Why are these scum suckers not wearing horizontal stripes?
The biggest pile of steaming hot bullshit shoveled to the public by our rulers and masters and their lords in banking and Wall Street is that creative destruction is a good thing. Break and wreck domestic business and industry for the purpose of getting larger momentary financial returns to the investor and shift the manufacturing to China.
It is further argued that higher valued manufacturing will be shifted upstream to more productive industries. Well here is the evidence of the logical consequence of this fraud:
Germany, France and England cannot muster the engineers to develop and manufacture the next generation of aircraft engines.
There is no report of an insufficient supply of bankers and lawyers.
Airbus looks to India to bridge skills gap
Airbus, the world's biggest aeroplane maker, will carry out a greater proportion of engineering work in India in the future as a direct result of a dearth of qualified engineers in the UK, Germany and France.
By Amy Wilson in Bangalore Telegraph
Published: 9:31PM BST 02 Oct 2010
The company's board will decide this week whether to go ahead with its next development programme, a new engine for the single-aisle A320 plane that generates much of Airbus's profit.
The programme, known as NEO (new engine option), may yet be put off or abandoned because of a lack of engineers, said Tom Enders, chief executive.
The company's technical expertise is tied up with getting the A380 superjumbo ready for full production and developing the new A350, made with a greater share of composites than any of Airbus's previous planes.
"Airbus has never made a secret that our engineering resources are stretched thin," Mr Enders said during a two-day visit to Airbus's Indian operations in Bangalore last week.
"We're taking this decision very seriously because we cannot afford that other programmes, especially the 350, should suffer."
There is an 80pc chance that Airbus will go ahead with the new engine, according to reports last week, but the plan still needs approval from Airbus executives and EADS, its parent company.
At its base in Bangalore, Airbus has 160 engineers working on the A350 and A380 programmes in conjunction with staff in France, Germany and Britain.
The company plans to have 200 staff at the engineering centre by the end of the year and 400 by 2013.
India produces around 350,000 engineering graduates a year, about 25pc of which Airbus describes as "employable".
"I don't think 400 is going to be the final number, there is a huge pool of talent we can tap into," said Mr Enders. "In terms of the work we sub-contract, there's a lot more to come."
In the past, most of the work done for Airbus by external suppliers has been making parts of the airframe, and while some manufacturing work is now being done in India, it is the engineering and technology base that is more attractive, Mr Enders said.
"IT, simulations, technical publication - all these are things which India is particularly good at," he said.
Engineering staff in India are cheaper to employ than in Europe, although the company declined to say what the difference in average salaries is.

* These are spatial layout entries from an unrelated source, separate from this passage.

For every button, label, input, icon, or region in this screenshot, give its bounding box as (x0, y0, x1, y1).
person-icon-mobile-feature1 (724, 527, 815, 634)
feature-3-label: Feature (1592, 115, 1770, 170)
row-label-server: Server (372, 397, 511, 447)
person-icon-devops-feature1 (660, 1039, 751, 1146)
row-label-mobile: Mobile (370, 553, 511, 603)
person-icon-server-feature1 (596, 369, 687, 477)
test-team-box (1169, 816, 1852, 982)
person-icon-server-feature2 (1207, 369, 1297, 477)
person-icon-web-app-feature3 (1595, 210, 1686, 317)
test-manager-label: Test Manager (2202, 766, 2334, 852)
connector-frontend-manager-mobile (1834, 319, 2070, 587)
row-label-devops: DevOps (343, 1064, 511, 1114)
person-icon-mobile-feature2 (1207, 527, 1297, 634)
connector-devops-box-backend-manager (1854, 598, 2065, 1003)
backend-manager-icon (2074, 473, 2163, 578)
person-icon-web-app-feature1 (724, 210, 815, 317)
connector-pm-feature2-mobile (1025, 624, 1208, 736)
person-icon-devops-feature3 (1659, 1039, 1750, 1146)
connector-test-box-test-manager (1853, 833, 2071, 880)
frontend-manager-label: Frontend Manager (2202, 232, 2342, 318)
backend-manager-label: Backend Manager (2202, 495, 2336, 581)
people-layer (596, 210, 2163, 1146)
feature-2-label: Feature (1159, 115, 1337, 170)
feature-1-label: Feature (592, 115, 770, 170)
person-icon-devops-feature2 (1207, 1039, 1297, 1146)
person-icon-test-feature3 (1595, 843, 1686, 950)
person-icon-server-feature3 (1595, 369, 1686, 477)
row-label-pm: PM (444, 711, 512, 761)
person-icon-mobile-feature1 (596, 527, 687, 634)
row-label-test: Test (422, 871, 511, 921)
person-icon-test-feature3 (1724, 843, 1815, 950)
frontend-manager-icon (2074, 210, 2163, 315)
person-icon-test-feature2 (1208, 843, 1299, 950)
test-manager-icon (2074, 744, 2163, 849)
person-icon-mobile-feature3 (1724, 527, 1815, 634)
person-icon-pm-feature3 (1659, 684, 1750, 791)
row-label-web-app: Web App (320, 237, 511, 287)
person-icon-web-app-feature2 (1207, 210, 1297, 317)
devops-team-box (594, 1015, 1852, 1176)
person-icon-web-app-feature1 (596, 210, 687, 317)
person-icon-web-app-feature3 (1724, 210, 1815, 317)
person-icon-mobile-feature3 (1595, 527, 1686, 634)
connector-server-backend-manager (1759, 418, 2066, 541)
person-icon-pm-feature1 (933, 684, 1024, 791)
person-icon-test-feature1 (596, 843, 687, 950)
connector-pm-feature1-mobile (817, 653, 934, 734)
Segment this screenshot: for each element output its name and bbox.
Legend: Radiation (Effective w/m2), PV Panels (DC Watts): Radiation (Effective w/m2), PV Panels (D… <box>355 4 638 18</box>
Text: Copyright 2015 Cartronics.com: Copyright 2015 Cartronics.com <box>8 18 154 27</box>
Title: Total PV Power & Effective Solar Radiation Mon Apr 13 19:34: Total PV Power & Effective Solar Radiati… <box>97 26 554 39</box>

Airbus expects to do around $1bn (£632m) of business in India in the next decade, with local companies such as Tata, Mahindra and state-owned Hindustan Aeronautics. The last two are also joint-venture partners of BAE Systems.
Airbus has no plans for now to build a final assembly line in India like the one which opened in Tianjin, China in 2008.
Airbus expects India to need around 1,000 new planes over the next 20 years, compared with 3,000 in China. Air traffic has expanded by 16pc in India this year.
Mr Enders said jobs at Airbus's manufacturing and design sites in Filton and Broughton, Toulouse, and Hamburg are not as risk from work being done in India for now.
"I will not guarantee jobs but right now our immediate concern is that we ramp up production and find good people."